More than 3 million nonfatal workplace injuries and illnesses were reported by employers in 2013, according to the bureau of Labor Statistics. There were also more than 4,500 fatal work injuries in 2013.
Workplace injuries can cost both an employer and employee time and money. Whether it’s a minor injury such as a small cut or a large injury such as a fall, workplace injuries should be reported immediately. Recognizing which injuries occur most often and how to prevent them can aid in minimizing injuries at work.
Most common workplace injuries
Staying safe while at work is typically a top priority for employers and for employees. Despite all the efforts that employers and employees employ to keep workplaces injury free, injuries still occur. Below are the most common workplace injuries that occur in the private sector, according to the Bureau of Labor Statistics:
Overexertion and bodily reaction. Overexertion and bodily reaction accounts for 35.1 percent of all nonfatal injuries. It can be caused by lifting heavy item, bending, over-reaching, pushing and pulling heavy loads, working in awkwardly body postures or repeatedly performing the same or similar tasks.
Falls, slips and trips. Falls, slips and trips account for 27 percent of all nonfatal injuries. Falls slips and trips can be caused by spills, rain, loose mats or poor lighting.
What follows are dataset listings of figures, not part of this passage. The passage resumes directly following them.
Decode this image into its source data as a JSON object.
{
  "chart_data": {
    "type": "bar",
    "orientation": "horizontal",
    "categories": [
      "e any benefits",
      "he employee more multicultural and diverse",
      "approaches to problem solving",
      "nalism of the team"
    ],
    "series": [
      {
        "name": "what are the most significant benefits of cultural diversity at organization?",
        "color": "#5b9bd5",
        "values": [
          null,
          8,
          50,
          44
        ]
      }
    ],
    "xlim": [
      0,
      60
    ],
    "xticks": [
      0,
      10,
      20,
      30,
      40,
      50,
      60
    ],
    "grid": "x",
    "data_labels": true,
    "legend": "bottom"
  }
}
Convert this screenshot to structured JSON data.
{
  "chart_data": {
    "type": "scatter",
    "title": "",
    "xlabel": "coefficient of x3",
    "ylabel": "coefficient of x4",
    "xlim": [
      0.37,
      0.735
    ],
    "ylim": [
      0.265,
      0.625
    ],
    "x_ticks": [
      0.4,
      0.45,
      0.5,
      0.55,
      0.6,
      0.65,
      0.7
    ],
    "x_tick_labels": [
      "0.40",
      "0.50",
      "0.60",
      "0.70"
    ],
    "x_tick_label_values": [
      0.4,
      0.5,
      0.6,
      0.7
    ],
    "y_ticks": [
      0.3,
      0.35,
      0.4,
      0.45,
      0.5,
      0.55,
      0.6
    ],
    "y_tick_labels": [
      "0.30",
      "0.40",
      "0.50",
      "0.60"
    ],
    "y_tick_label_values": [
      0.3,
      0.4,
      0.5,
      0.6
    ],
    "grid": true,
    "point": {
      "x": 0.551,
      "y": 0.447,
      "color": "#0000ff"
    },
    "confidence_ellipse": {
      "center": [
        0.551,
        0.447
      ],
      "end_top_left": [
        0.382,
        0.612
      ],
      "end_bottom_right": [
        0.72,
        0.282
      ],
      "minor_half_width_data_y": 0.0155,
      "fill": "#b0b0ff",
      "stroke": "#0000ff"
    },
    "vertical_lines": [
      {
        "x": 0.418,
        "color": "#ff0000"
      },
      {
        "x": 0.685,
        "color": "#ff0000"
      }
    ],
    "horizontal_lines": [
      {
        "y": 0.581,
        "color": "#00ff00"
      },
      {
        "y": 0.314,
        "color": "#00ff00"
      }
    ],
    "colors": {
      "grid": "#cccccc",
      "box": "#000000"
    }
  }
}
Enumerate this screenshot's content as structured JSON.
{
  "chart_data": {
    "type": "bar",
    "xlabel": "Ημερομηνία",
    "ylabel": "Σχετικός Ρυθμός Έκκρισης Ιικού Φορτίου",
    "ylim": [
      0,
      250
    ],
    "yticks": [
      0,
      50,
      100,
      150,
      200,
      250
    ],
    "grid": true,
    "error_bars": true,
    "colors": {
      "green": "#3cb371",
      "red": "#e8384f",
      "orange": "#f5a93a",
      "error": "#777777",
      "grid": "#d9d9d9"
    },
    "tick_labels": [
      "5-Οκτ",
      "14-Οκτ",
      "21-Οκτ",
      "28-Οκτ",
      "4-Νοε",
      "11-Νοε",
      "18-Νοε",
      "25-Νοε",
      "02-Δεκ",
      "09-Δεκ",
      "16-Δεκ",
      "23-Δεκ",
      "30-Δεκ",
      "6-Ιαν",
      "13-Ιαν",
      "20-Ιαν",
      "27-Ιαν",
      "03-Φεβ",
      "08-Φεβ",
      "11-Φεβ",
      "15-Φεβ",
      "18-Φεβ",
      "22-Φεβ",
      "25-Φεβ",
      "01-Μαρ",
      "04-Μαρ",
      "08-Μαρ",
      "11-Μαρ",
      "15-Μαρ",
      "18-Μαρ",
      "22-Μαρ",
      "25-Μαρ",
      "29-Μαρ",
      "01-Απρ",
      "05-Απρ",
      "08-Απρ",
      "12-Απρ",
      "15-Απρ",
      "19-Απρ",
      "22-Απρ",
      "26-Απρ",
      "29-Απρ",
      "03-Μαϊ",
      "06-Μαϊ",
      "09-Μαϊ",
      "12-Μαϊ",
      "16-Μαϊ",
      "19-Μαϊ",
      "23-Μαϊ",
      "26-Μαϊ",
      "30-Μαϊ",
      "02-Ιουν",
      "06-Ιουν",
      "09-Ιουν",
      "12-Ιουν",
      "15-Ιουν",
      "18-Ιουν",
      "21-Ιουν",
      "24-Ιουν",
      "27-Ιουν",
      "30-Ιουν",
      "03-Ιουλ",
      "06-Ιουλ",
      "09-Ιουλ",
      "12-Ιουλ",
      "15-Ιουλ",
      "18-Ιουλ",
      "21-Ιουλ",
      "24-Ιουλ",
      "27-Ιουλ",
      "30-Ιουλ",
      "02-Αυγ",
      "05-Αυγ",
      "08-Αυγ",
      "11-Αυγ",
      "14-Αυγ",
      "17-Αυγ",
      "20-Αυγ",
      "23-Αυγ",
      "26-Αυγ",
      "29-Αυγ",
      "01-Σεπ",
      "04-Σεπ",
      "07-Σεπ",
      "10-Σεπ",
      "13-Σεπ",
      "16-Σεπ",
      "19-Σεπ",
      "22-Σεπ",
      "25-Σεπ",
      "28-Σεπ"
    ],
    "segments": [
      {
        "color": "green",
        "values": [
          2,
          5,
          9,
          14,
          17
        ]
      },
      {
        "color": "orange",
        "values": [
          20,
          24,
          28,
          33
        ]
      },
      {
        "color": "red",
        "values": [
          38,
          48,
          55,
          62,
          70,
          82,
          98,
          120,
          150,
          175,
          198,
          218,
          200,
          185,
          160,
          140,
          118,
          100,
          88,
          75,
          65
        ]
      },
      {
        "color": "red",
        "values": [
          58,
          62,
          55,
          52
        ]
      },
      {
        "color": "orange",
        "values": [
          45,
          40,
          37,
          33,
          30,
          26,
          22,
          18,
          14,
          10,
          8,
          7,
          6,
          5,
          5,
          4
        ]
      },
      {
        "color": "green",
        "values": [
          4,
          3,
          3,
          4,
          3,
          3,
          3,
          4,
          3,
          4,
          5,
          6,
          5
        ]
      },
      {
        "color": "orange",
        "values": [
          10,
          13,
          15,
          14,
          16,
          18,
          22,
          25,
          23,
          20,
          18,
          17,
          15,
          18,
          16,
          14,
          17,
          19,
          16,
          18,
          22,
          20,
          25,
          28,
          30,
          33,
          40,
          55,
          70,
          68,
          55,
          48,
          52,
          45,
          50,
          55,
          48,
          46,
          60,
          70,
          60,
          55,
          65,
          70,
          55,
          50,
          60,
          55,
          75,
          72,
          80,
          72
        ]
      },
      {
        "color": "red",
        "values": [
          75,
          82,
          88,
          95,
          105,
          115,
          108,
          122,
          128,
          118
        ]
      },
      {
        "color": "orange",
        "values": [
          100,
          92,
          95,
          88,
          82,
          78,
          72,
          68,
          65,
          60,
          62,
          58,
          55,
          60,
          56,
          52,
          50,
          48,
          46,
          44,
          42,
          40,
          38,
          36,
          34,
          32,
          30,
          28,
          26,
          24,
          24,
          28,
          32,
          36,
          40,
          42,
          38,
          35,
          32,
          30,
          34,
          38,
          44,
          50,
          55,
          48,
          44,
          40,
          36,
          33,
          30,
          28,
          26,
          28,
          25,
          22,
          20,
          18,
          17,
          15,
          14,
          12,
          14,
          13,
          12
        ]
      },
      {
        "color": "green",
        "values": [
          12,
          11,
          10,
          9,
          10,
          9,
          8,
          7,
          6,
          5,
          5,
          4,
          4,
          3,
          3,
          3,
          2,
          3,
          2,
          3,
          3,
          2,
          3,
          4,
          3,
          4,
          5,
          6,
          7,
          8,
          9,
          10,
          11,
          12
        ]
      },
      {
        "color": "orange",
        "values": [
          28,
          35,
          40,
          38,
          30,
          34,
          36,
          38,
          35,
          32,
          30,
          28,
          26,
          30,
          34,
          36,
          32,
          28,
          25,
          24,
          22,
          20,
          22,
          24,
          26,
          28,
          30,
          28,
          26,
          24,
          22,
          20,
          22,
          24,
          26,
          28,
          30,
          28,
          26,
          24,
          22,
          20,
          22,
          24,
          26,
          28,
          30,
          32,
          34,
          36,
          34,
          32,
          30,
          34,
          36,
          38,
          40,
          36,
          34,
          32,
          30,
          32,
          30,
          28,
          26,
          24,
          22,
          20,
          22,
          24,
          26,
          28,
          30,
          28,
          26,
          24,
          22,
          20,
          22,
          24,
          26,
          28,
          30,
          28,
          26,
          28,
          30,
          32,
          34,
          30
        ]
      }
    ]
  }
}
Contact with objects or equipment. Contact with objects or equipment accounts for 25 percent of all nonfatal injuries. In 2013, 717 people died because of an injury sustained from contact with objects and equipment.
How to prevent workplace injuries
While some injuries are accidents, most workplace injuries can be prevented. Below are tips for preventing workplace injuries:
Overexertion and bodily reaction. To help prevent these types of injuries, implement ergonomics, fitting a job to a person. Ergonomics can help lessen muscle fatigue and increase productivity. Also, using carts and tables to move heavy objects can help prevent these injuries.
Falls, slips and trips. These injuries can cause fractures, sprains, strains and tears. To prevent these injuries, address areas that are unclean and cluttered, slippery areas that don’t have non-slip rugs or uneven walkways that aren’t labeled. Staircases should have handrails on both sides. If a spill occurs, it should be addressed immediately and employees should be taught what to do when a spill occurs.
Contact with object or equipment. To prevent these injuries, a workplace should be evaluated for objects or equipment that don’t have barriers or equipment. Employees should be trained on how to recognize potential dangers.
What do if you’ve been injured at work
Employees have a right to a safe workplace. Federal law requires that employers provide their employees with danger-free working conditions. If you are injured at work, you should alert your employer immediately. Some states require employees to report their injuries within a certain time frame or their workman’s compensation claim could be denied. Reporting injuries at work can keep you from getting injured further or can help an employer address an unsafe working condition.
After reporting an injury to your employer, you should seek medical attention. A healthcare professional can help you determine what contributed to your injury, help you prove if your workplace condition caused your injury and help you heal faster.